A study of the flora of Rarotonga to see the distribution of genera in the Pacific.

Trapping air-born insects at sea to track insect dispersal, and examining insects and small invertebrates in leaf litter, mosses, and soil in southern parts of the Cook Islands to determine distribution patterns of endemic, introduced, and indigenous species.

A survey of habitats of marine animals, and a study of shallow-water marine areas like coral reefs in Rarotonga and Aitutaki.

Geology

A study of the geology of Tofua, in Tonga, in relation to the theory of plate tectonics.

Geophysics

A magnetic survey of the ocean bottom near Aitutaki, Rarotonga, and Mangaia using tracks beneath the Endeavour.

Oceanography

The oceanography research focus covered four topics. A continuous study of the topography of the ocean floor beneath the ship using echo-sounding, plankton sampling, dredging around Tonga and the Cook Islands for samples of fauna distribution, and water samples for analysis if carbon-14 by the Nuclear Sciences Institute, DSIR.

Soil science

Surveys of soil in Vava'u, Tofua, Kao.

Upper atmosphere physics

Studies into the physics of the equatorial ionosphere. This included looking at total ionosphere electron content. They also studied the nighttime VHF television transmissions from Honolulu.

== Expedition ==
The expedition began in August 1969. The Tongan group flew from Auckland to Nuku'alofa via Fiji arriving by 2 September 1969. The Cook Island group were flown by RNZAF Hercules to Rarotonga, or travelled on the M.S. Arawa. On 27 August this group continued on the Hercules to Aitutaki with the Royal Society of London party.

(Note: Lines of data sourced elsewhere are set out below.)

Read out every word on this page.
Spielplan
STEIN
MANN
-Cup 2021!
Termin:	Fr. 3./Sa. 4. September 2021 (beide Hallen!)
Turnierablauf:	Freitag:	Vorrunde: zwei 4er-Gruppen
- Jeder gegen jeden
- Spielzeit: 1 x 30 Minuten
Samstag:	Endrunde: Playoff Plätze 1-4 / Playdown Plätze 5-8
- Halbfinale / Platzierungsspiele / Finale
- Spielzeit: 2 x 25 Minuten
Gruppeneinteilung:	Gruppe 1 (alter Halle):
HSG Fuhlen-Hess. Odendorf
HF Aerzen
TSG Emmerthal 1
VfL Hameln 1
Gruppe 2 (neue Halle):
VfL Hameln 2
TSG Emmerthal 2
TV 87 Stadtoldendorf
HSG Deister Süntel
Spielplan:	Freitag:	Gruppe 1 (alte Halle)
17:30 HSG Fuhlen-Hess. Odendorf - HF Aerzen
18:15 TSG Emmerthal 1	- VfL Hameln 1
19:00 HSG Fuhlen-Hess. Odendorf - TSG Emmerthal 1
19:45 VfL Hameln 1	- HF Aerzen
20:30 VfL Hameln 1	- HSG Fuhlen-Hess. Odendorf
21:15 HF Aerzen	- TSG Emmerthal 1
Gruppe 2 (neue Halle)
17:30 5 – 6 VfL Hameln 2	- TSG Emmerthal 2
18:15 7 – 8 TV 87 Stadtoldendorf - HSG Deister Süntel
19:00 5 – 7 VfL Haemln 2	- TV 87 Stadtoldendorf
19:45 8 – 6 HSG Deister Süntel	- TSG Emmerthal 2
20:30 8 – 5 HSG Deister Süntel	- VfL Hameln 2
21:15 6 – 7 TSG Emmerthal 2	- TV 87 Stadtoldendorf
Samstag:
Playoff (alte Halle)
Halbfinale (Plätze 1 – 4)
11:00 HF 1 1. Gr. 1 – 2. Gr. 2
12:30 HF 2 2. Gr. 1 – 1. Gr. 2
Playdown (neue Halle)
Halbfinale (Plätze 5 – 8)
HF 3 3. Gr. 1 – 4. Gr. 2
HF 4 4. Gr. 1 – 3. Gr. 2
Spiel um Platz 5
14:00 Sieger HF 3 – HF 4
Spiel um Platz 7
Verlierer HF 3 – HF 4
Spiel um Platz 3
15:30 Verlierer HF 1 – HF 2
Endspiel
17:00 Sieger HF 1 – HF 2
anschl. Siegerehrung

On 28 August 1969 HMNZS Endeavour left Auckland with Duff, Trotter, Eade, Preddey, Carrington, and Bennett on board, arriving in Aitutaki on 5 September. The ship then left for Rarotonga on 8 September for the main seaborne studies. These studies were completed successfully with minor delays due to a repair required on the echo-sounding system on 13–15 September, with a RNZN dockyard technician coming from Auckland to Nuku'alofa. Rough seas on 24 September meant there was less time for rock sampling and insect collecting in Mangaia. Scientists disembarked from 23 September, with the Endeavour leaving Nuku'alofa for Gisborne on 3 October, arriving on 9 October 1969.